Jackie Kennedy’nin suikast sırasında ve sonrasında yaşadığı acıyı anlamak, yansıtmak nasıl bir deneyimdi?
- Oldukça ağır bir duygu... Başına gelen olay korkunç. Cinayetten sonra çok derin bir üzüntü yaşamanın yanı sıra kendi kimliği ve inandığı şeyler için psikolojik savaş veriyor. Konu çok ağır ve karanlık olsa da sete her gün koşarak gittim. Çünkü yönetmenimiz oldukça güzel bir set yarattı. Sizi en çok zorlayan sahne hangisiydi?
- Cinayetin işlendiği sahne en zor ve korkutucu olandı. Bundan daha ağır bir travma olabilir mi? Kocanın beyni parçalanıyor ve bedeni kucağına düşüyor! O anda yüzünde oluşan ifadeden ne tarafa baktığına, nasıl döndüğüne kadar her şeyi detaylı çalıştım. Yaşadığı acı, şok çok netti. Çok çok ağır bir histi.
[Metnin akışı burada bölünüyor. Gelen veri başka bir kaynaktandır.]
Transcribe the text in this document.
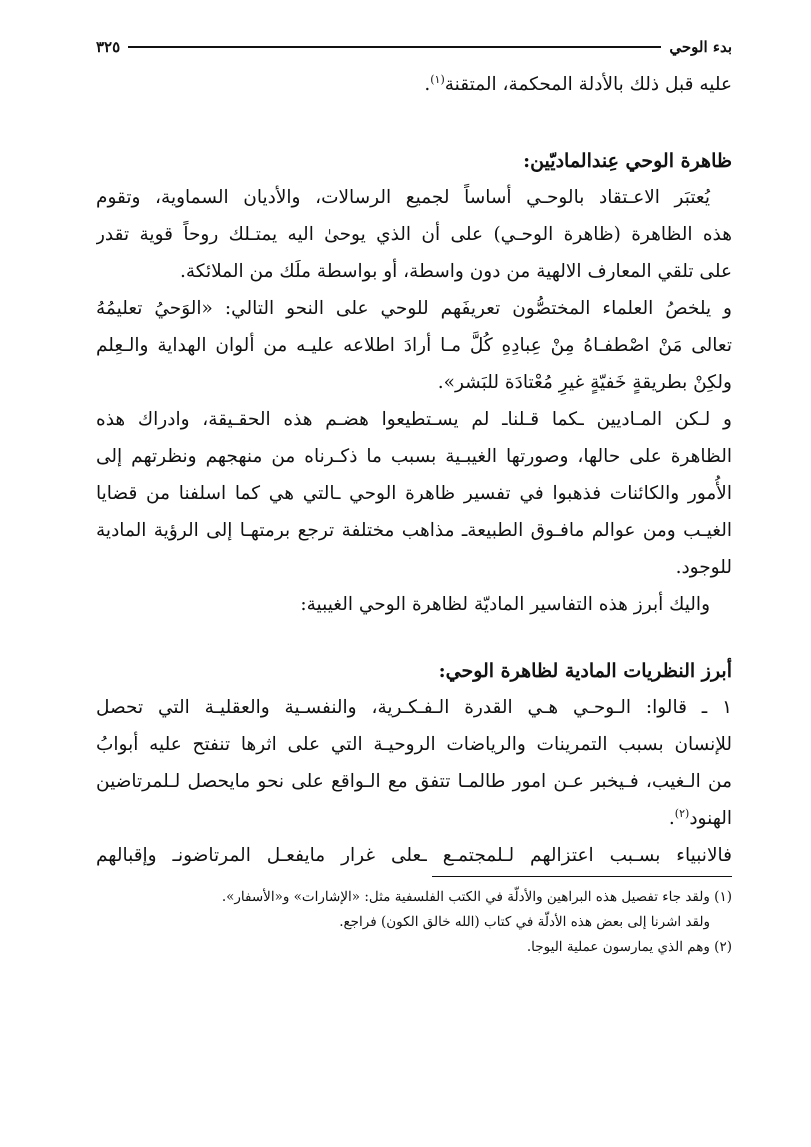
بدء الوحي
٣٢٥
عليه قبل ذلك بالأدلة المحكمة، المتقنة$^{(١)}$.
ظاهرة الوحي عِندالماديّين:
يُعتبَر الاعـتقاد بالوحـي أساساً لجميع الرسالات، والأديان السماوية، وتقوم
هذه الظاهرة (ظاهرة الوحـي) على أن الذي يوحىٰ اليه يمتـلك روحاً قوية تقدر
على تلقي المعارف الالهية من دون واسطة، أو بواسطة ملَك من الملائكة.
و يلخصُ العلماء المختصُّون تعريفَهم للوحي على النحو التالي: «الوَحيُ تعليمُهُ
تعالى مَنْ اصْطفـاهُ مِنْ عِبادِهِ كُلَّ مـا أرادَ اطلاعه عليـه من ألوان الهداية والـعِلم
ولكِنْ بطريقةٍ خَفيّةٍ غيرِ مُعْتادَة للبَشر».
و لـكن المـاديين ـكما قـلناـ لم يسـتطيعوا هضـم هذه الحقـيقة، وادراك هذه
الظاهرة على حالها، وصورتها الغيبـية بسبب ما ذكـرناه من منهجهم ونظرتهم إلى
الأُمور والكائنات فذهبوا في تفسير ظاهرة الوحي ـالتي هي كما اسلفنا من قضايا
الغيـب ومن عوالم مافـوق الطبيعةـ مذاهب مختلفة ترجع برمتهـا إلى الرؤية المادية
للوجود.
واليك أبرز هذه التفاسير الماديّة لظاهرة الوحي الغيبية:
أبرز النظريات المادية لظاهرة الوحي:
١ ـ قالوا: الـوحـي هـي القدرة الـفـكـرية، والنفسـية والعقليـة التي تحصل
للإنسان بسبب التمرينات والرياضات الروحيـة التي على اثرها تنفتح عليه أبوابُ
من الـغيب، فـيخبر عـن امور طالمـا تتفق مع الـواقع على نحو مايحصل لـلمرتاضين
الهنود$^{(٢)}$.
فالانبياء بسـبب اعتزالهم لـلمجتمـع ـعلى غرار مايفعـل المرتاضونـ وإقبالهم
(١) ولقد جاء تفصيل هذه البراهين والأدلّة في الكتب الفلسفية مثل: «الإشارات» و«الأسفار».
ولقد اشرنا إلى بعض هذه الأدلّة في كتاب (الله خالق الكون) فراجع.
(٢) وهم الذي يمارسون عملية اليوجا.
Jackie Kennedy aynı zamanda bir moda ikonuydu. Nasıl hissettiniz onun kıyafetleri içindeyken?
- Jackie modaya, güzelliğe, estetiğe çok önem veriyordu. Dış görünüşün gücüne inanıyordu. Kendisi ve kocası için başarıyla estetik bir görüntü yarattı. Ayrıca ülkesi için de bu elegan görüntünün çok önemli olduğunu düşünüyordu. Sanata, kültüre çok önem veriyordu, ki bu, günümüzün şartlarında artık yok oldu diyebiliriz. Biz çok düşük bir kültürel seviyede yaşıyoruz, hem politik hem normal hayatta. Film, cinayetle başlayıp Jackie’nin Beyaz Saray’daki son gününe kadar uzanıyor. O yüzden ben onun tarihe kazınan giysilerini değil, yas kıyafetlerini giydim. Ama cinayet günü giydiği pembe takımı korkunç bir günün sembolü olsa da çok güzeldi... Jackie Kennedy, Amerika’nın first lady’si olarak üzüntüsünü nasıl yaşadı?
- Jackie, Amerikan tarihinin en ikonik first lady’siydi ama aynı zamanda bir kadın, anne ve eşti. Kim olduğunu ve sorumluluklarını çok iyi biliyordu. Cinayetten sonra bile Amerikan halkının gözünün önünde nasıl görünmesi gerektiğini, kocasının nasıl hatırlanması gerektiğini düşünüyordu. O yüzden cinayet sonrası kan içinde kalan elbisesini bile değiştirmedi ve bir süre kanlı elbisesiyle durdu... Filmin yönetmeni Pablo Larrain, Şilili bir yönetmen ve bu onun ilk Amerikan filmi. Nasıldı onunla çalışmak?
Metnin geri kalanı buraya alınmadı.